August 25, 2011 5:47PM

Forced Mortgage Refinance Does Not Create Wealth

The New York Times has gotten Washington all worked up with the suggestion that we can turn around both the economy and the housing market if only Fannie Mae and Freddie Mac gave all underwater borrowers an automatic reduction in their interest rate. 

The thinking, as illustrated by that world class economist Matt Yglesais, is “with a lower monthly interest payment, an indebted household can pay down other debts more rapidly.

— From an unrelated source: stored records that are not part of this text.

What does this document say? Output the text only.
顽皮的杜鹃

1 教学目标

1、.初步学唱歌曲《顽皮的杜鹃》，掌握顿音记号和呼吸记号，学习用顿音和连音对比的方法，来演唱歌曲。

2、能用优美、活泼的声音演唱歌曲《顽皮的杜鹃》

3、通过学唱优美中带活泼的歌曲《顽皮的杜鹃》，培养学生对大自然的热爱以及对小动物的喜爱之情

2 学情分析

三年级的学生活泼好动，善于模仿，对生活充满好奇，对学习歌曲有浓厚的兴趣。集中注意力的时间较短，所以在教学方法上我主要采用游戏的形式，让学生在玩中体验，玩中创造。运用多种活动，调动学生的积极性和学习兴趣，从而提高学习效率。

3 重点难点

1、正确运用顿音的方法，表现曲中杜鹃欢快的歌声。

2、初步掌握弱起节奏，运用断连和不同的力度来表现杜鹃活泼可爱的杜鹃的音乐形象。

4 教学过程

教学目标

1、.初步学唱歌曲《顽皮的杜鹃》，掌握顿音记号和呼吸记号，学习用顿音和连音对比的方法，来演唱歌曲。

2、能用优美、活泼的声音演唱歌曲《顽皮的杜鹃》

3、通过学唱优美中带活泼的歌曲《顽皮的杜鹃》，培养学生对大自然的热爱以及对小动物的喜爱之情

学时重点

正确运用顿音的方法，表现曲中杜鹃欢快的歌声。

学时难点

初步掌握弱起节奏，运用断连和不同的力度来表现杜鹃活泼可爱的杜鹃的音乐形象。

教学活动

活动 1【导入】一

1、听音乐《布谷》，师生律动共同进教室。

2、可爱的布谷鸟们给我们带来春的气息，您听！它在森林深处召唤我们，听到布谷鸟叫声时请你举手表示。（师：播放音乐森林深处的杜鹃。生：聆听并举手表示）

A less‐​constrained household will increase its consumption of goods and services.” What this misses is that a mortgage is one person’s liability, but another person’s asset. By replacing a mortgage that yields 6% with a mortgage that yields, say, 4%, you decrease the value of that mortgage (or mortgage‐​backed security). So whatever increase in consumption you get from making the borrower better off is reduced by making the investor worse off. There’s no magic in wealth redistribution. 

I’ve argued all this before, but the reality is that the push to give underwater borrowers a free re‐​finance is not about economics, it is about politics. Heading into the 2012 elections, this plan offers Obama the chance to give millions of borrowers (and voters) a freebie. Of course, it isn’t free. Even if the investor is the taxpayer, as in the case of Fannie and Freddie, it is simply a transfer from one set of taxpayers to another.

I was a little surprised, however, at Yglesais’s admission that he just discovered ” that Fannie & Freddie are overseen by an independent regulator.” That’s mortgage finance policy 101. But then why let any study of the facts or details get in the way of a good political giveaway.

What again is the great tragedy of borrowers being stuck with mortgage rates of 5.5 or 6.0 percent? Those are quite low by historical standards. And if the borrower wanted their rate to decline when overall rates decline, they should have taken out an adjustable rate mortgage.